Introducing Whackage

December 1, 2016

A multi-repo developer tool for React Native app and library authors

We love React Native. Sometimes, though, it doesn’t feel like it reciprocates your love. One such time is when working with codebases that span across multiple repositories. When you want to make changes to a package your app depends on, achieving that snappy hot-reloading workflow you’ve grown accustomed to suddenly becomes a lot more difficult.

Packager woes

If you’ve developed libraries for React Native, you’ve probably noticed that “Packager”, the development server that bundles your app’s JavaScript sources, doesn’t play nicely with npm link. You might have experienced the dreaded Haste @providesModule name collision error, or had the packager crash with a mysteriously missing Babel preset.

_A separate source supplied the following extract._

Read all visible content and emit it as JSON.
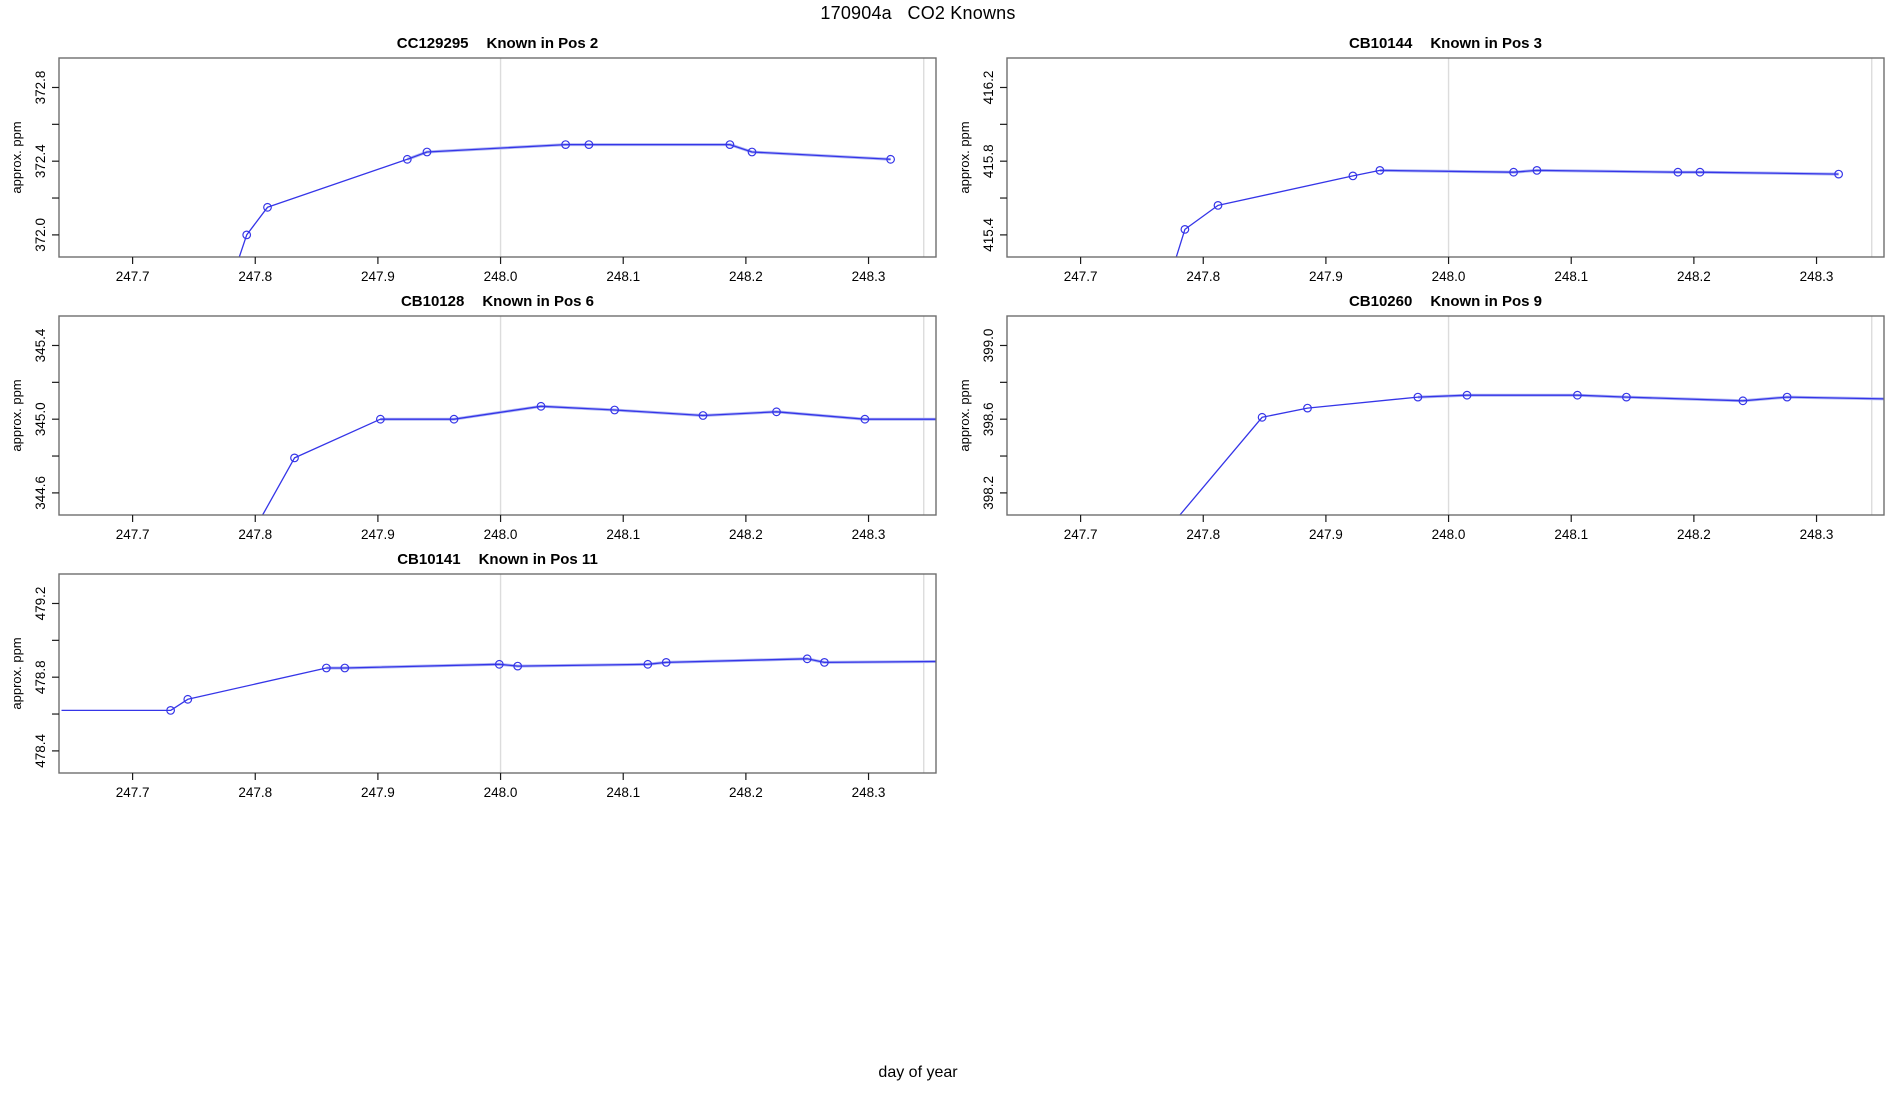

The React Native core team is working on improving the Packager, and better multi-repo support is high on the wish list. In the meantime, while developing Victory Native, our charting library for React Native, we needed a solution that works today.

Enter whackage

Whackage is a hot-reloading-friendly npm link replacement that works with React Native. It synchronizes changes in your local workspace to your project’s node_modules without using symlinks, and automatically generates a packager blacklist for linked modules to avoid Haste naming collisions.

You can install Whackage with:

$ npm install -g whackage

You now have a command line tool called whack. To get started, initialize a new whackage.json in your project directory with whack init, and link a local copy of your package with whack link <path>:

$ whack init $ whack link ../../victory-core-native

Your project now has a whackage.json file that looks something like this:

{ "include": "/**/*.js", "exclude": ["/node_modules/*", ".babelrc", ".git"], "dependencies": { "victory-core-native": "../../victory-core-native" } }

All that is left to do is to start the Whackage server with whack run <npm_task>. In a typical React Native project the npm task to start the Packager is start, in which case the corresponding whackage command is:

$ whack run start

And that’s it! You can now edit code in the linked package, and see the changes reflected in your app immediately, as they should be.

Give it a whack

Whackage is, suffice to say, a blunt instrument. As its name suggests, it’s a bit wacky and a bit hacky, but it gets the job done. We wrote it to scratch our own itch, and we hope it can be helpful to you, too.